Fu Guang-Hui, Zong Min-Jie, Wang Feng-Hua, Yi Lun-Zhao
School of Science, Kunming University of Science and Technology, Kunming 650500, China.
Faculty of Agriculture and Food, Kunming University of Science and Technology, Kunming, Yunnan 650500, China.
Int J Anal Chem. 2019 Aug 1;2019:7314916. doi: 10.1155/2019/7314916. eCollection 2019.
Elastic net (Enet) and sparse partial least squares (SPLS) are frequently employed for wavelength selection and model calibration in analysis of near infrared spectroscopy data. Enet and SPLS can perform variable selection and model calibration simultaneously. And they also tend to select wavelength intervals rather than individual wavelengths when the predictors are multicollinear.
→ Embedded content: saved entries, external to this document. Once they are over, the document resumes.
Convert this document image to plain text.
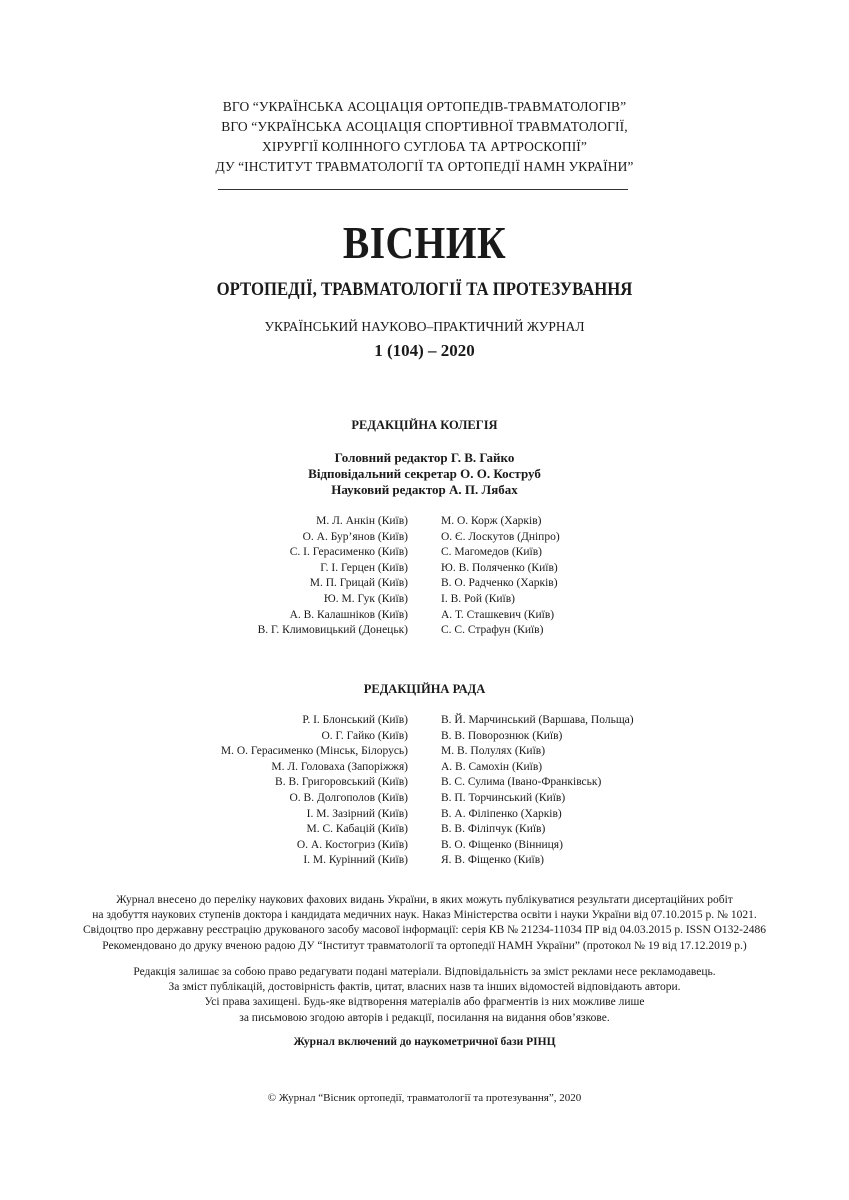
ВГО “УКРАЇНСЬКА АСОЦІАЦІЯ ОРТОПЕДІВ-ТРАВМАТОЛОГІВ”
ВГО “УКРАЇНСЬКА АСОЦІАЦІЯ СПОРТИВНОЇ ТРАВМАТОЛОГІЇ,
ХІРУРГІЇ КОЛІННОГО СУГЛОБА ТА АРТРОСКОПІЇ”
ДУ “ІНСТИТУТ ТРАВМАТОЛОГІЇ ТА ОРТОПЕДІЇ НАМН УКРАЇНИ”
ВІСНИК
ОРТОПЕДІЇ, ТРАВМАТОЛОГІЇ ТА ПРОТЕЗУВАННЯ
УКРАЇНСЬКИЙ НАУКОВО–ПРАКТИЧНИЙ ЖУРНАЛ
1 (104) – 2020
РЕДАКЦІЙНА КОЛЕГІЯ
Головний редактор Г. В. Гайко
Відповідальний секретар О. О. Коструб
Науковий редактор А. П. Лябах
М. Л. Анкін (Київ)
О. А. Бур’янов (Київ)
С. І. Герасименко (Київ)
Г. І. Герцен (Київ)
М. П. Грицай (Київ)
Ю. М. Гук (Київ)
А. В. Калашніков (Київ)
В. Г. Климовицький (Донецьк)
М. О. Корж (Харків)
О. Є. Лоскутов (Дніпро)
С. Магомедов (Київ)
Ю. В. Поляченко (Київ)
В. О. Радченко (Харків)
І. В. Рой (Київ)
А. Т. Сташкевич (Київ)
С. С. Страфун (Київ)
РЕДАКЦІЙНА РАДА
Р. І. Блонський (Київ)
О. Г. Гайко (Київ)
М. О. Герасименко (Мінськ, Білорусь)
М. Л. Головаха (Запоріжжя)
В. В. Григоровський (Київ)
О. В. Долгополов (Київ)
І. М. Зазірний (Київ)
М. С. Кабацій (Київ)
О. А. Костогриз (Київ)
І. М. Курінний (Київ)
В. Й. Марчинський (Варшава, Польща)
В. В. Поворознюк (Київ)
М. В. Полулях (Київ)
А. В. Самохін (Київ)
В. С. Сулима (Івано-Франківськ)
В. П. Торчинський (Київ)
В. А. Філіпенко (Харків)
В. В. Філіпчук (Київ)
В. О. Фіщенко (Вінниця)
Я. В. Фіщенко (Київ)
Журнал внесено до переліку наукових фахових видань України, в яких можуть публікуватися результати дисертаційних робіт
на здобуття наукових ступенів доктора і кандидата медичних наук. Наказ Міністерства освіти і науки України від 07.10.2015 р. № 1021.
Свідоцтво про державну реєстрацію друкованого засобу масової інформації: серія КВ № 21234-11034 ПР від 04.03.2015 р. ISSN О132-2486
Рекомендовано до друку вченою радою ДУ “Інститут травматології та ортопедії НАМН України” (протокол № 19 від 17.12.2019 р.)
Редакція залишає за собою право редагувати подані матеріали. Відповідальність за зміст реклами несе рекламодавець.
За зміст публікацій, достовірність фактів, цитат, власних назв та інших відомостей відповідають автори.
Усі права захищені. Будь-яке відтворення матеріалів або фрагментів із них можливе лише
за письмовою згодою авторів і редакції, посилання на видання обов’язкове.
Журнал включений до наукометричної бази РІНЦ
© Журнал “Вісник ортопедії, травматології та протезування”, 2020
In this paper, we focus on comparison of Enet and SPLS in interval wavelength selection and model calibration for near infrared spectroscopy data. The results from both simulation and real spectroscopy data show that Enet method tends to select less predictors as key variables than SPLS; thus it gets more parsimony model and brings advantages for model interpretation. SPLS can obtain much lower mean square of prediction error (MSE) than Enet. So SPLS is more suitable when the attention is to get better model fitting accuracy. The above conclusion is still held when coming to performing the strongly correlated NIR spectroscopy data whose predictors present group structures, Enet exhibits more sparse property than SPLS, and the selected predictors (wavelengths) are segmentally successive.
弹性网络(Enet)和稀疏偏最小二乘法(SPLS)在近红外光谱数据分析的波长选择和模型校准中经常被使用。Enet和SPLS可以同时进行变量选择和模型校准。并且当预测变量存在多重共线性时,它们倾向于选择波长区间而不是单个波长。在本文中,我们专注于比较Enet和SPLS在近红外光谱数据的区间波长选择和模型校准方面的表现。模拟数据和实际光谱数据的结果均表明,与SPLS相比,Enet方法倾向于选择更少的预测变量作为关键变量;因此它能得到更简洁的模型,并为模型解释带来优势。SPLS可以获得比Enet低得多的预测误差均方(MSE)。所以当关注的是获得更好的模型拟合精度时,SPLS更合适。当处理预测变量呈现组结构的强相关近红外光谱数据时,上述结论仍然成立,Enet比SPLS表现出更稀疏的特性,并且所选的预测变量(波长)是分段连续的。